Holland America’s Eurodam Cruise | The Baltic Sea

I never thought I would take a cruise on a large ship like Holland America’s Eurodam, but thanks to a friend in the airline business I was able to get a significantly reduced rate. And, since I had never been to Scandinavia I thought this would be a great introduction to this part of the world. I booked an inside windowless stateroom for myself (so the single supplement fare kicked in), which for me was well worth the double fare. I arrived in Copenhagen the day before boarding the ship; and, I had an additional two days for sight-seeing after docking back in Copenhagen on the 25th.

According to Wikipedia, the MS Eurodam is a Signature class cruise ship and the 80th ship to enter Holland America’s service. As one of the largest Holland America ships to date, the Eurodam weighs in at 86,700 tons and carries 2,104 passengers. And for those of you who understand the mechanics of ships and their technologies, she also has dynamic positioning abilities using three 1.9 MW bow thrusters and two 17.6 MW aft mounted Azipods. Total electrical power generation is 64 MW by six diesel generators.

The crew of the Eurodam is well trained, so boarding the ship, getting my luggage, and learning my way around the ship was accomplished in no time! My cabin was well appointed, with a nice compact bathroom, plenty of closets, television, and desk (and a nice wall of curtains to make me think there was a window there!). Given that the days are very long in this part of the world during this time of the year, I actually appreciated the total darkness when I went to sleep.

Meals on board were excellent, as well as the service. In fact, the service throughout the trip was excellent. The crew works very hard for very long hours, and rarely has an opportunity to get off the ship during the cruise. Even with that, I saw nothing but smiles and heard nothing but friendly greetings. Towards the end of the cruise, as part of our visit to Germany the crew set up a German Beer Fest in the mid-ship lounge with all the beers and foods of Germany, along with a German Band and ice carver to entertain.

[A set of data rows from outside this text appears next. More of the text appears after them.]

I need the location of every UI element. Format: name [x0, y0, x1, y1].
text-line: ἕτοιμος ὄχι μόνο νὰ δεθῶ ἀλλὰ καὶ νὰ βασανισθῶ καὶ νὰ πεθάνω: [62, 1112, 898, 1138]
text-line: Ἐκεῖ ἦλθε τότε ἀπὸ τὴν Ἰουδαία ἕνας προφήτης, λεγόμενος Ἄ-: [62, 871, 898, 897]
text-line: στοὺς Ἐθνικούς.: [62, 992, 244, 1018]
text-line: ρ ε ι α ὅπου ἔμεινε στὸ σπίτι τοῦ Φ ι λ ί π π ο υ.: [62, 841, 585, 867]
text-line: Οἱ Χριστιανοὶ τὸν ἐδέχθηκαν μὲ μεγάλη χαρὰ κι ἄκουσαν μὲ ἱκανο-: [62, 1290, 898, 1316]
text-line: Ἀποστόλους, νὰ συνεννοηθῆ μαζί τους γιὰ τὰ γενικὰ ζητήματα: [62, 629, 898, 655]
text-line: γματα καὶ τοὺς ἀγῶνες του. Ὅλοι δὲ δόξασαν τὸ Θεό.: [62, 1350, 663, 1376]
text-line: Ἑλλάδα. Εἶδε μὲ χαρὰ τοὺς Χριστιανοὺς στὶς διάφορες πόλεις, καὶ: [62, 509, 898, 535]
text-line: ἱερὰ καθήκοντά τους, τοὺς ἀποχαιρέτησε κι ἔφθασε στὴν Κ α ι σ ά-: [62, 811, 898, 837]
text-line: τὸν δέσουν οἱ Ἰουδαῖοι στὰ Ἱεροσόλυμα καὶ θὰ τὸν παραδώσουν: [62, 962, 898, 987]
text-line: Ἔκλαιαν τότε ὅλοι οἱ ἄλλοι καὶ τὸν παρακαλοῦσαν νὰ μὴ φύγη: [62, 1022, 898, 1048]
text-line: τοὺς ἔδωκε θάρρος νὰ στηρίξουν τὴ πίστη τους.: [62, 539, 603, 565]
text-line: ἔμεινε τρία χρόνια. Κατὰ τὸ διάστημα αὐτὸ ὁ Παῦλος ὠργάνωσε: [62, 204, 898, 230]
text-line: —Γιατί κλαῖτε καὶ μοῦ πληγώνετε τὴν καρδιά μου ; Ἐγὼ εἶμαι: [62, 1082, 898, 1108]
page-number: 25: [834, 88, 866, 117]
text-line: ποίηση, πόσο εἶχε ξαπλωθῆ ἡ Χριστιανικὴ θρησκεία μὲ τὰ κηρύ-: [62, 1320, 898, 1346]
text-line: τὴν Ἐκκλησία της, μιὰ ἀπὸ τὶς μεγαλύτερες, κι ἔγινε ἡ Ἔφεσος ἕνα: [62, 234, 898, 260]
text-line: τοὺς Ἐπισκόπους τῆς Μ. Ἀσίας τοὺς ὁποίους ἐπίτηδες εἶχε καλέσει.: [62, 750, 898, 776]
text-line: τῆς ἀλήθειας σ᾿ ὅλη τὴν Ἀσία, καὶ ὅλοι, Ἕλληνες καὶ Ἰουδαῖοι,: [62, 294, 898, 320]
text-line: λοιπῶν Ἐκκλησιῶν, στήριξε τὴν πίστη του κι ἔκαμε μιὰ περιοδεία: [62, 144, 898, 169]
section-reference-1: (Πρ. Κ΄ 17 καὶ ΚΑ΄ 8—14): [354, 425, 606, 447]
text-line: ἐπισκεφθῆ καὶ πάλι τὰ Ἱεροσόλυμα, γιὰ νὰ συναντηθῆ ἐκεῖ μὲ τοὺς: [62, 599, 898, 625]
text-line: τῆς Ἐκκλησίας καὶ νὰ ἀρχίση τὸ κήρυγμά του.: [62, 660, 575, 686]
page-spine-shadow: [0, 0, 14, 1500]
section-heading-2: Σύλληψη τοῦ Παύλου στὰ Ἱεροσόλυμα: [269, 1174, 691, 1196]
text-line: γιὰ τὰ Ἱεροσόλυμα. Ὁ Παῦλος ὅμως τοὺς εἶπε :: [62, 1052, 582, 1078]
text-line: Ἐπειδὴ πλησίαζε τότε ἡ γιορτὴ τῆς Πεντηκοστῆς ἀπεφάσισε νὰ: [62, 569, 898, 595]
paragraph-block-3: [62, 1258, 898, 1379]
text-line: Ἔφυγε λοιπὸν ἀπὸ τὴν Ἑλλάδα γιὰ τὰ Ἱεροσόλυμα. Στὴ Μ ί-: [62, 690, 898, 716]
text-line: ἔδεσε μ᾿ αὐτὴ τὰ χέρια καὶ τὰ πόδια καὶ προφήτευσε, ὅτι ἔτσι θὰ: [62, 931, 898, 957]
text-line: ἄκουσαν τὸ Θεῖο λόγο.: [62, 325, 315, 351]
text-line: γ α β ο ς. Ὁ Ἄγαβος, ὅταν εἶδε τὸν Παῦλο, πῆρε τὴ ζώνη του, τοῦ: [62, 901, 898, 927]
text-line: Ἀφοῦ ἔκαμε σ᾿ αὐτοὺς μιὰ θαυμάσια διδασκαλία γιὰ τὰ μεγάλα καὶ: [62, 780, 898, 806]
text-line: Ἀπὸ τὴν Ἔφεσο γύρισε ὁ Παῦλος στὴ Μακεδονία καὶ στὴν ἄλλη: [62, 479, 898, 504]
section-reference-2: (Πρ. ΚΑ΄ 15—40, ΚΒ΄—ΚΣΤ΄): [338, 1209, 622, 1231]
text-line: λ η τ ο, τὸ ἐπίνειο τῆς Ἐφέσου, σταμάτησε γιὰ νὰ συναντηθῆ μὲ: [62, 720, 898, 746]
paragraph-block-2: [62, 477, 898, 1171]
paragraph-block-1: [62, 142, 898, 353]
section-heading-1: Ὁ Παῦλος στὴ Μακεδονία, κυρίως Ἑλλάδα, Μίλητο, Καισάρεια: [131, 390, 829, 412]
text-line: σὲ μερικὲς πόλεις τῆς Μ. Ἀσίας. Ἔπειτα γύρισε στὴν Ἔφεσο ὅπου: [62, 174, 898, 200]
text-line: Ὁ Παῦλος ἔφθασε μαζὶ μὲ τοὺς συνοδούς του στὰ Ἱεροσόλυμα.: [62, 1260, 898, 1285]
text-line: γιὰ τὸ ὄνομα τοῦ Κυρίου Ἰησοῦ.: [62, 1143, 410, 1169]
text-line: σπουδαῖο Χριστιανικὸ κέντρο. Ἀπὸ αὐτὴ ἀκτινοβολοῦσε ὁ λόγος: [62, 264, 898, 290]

When I wasn’t on the Lido Deck enjoying a meal or a snack (which seemed like all the time), I found myself at the Lido level mid-ship lounge, or the forward Observation Deck, which provided a tremendous view. In the evening, I joined new found friends in the mid-ship Silk Room Observation Room, where we could enjoy drinks and catch up on what others had done or seen during the day. I was traveling with my two friends from Denver, and others who joined us were from Alabama, South Carolina, California, Pennsylvania and Australia (currently living in London). Finding other like-minded single travelers made the 12-day cruise much more interesting, since a majority of the passengers were older, married couples, or younger couples, some of whom brought their children, as young as 6 months.

In retrospect, I should have packed fewer clothes and used the onboard laundry service; and, I would have left my laptop and cell phone at home. With them, there was a tendency to want to be “connected” to the outside world, and onboard ship that proved to be one expensive luxury. Internet service on the ship could be purchased using one of several packages, which offered a certain number of minutes for $100, $200, or $250. While that cost might not seem outrageous for the 12-day cruise, the fact that the download speed was extremely slow meant that half of my time on the computer was watching the spinning wheel until my information loaded . . . so the time (and money) went very quickly.  As a result, once the ship was docked in any port, there seemed to be a mass exodus of passengers and crew to the nearest free “hotspot” in order to get online without acquiring roaming charges. We found that some tour buses, restaurants and coffee shops offered free internet service, so those sources were popular as well. All in all, my first cruise ship experience was a good one. I’m not sure I will take another cruise, but if I do I would not hesitate to check into Holland America . . . its a quality operation! For more information on Holland America and the Eurodam, check out this web site: http://eurodam.hollandamerica.com/non_flash/.

For a glimpse into the ports we visited, check out the following posts as I publish them online:

One Day in Tallinn, Estonia (Posted July 2, 2014)
Two Days in Saint Petersburg, Russia (Posted July 6, 2014)
One Day in Helsinki, Finland (Posted July 23, 2014)
Two Days in Stockholm, Sweden (Posted August 1, 2014)

One Day in Warnemunde and Rostack, Germany (Posted August 2, 2014)
One Day in Kiel, Germany (Posted August 4, 2014)
Two Days in Copenhagen, Denmark (August 5, 2014)

2 responses to “Holland America’s Eurodam Cruise | The Baltic Sea

  1. Hi Tim – that’s an impressive ship. Facilities look so fancy. I haven’t been on a big cruise liners.. I am wondering, did you ever feel the ship swinging on the waves?
    – Ruta


    • No, not at all……..although it is smaller than many of the popular cruise ships, it is far from small, so not even the slightest “swinging” on the waves. Then again, we were in the Baltic Sea so perhaps that would not be the case if we were sailing the Atlantic Ocean.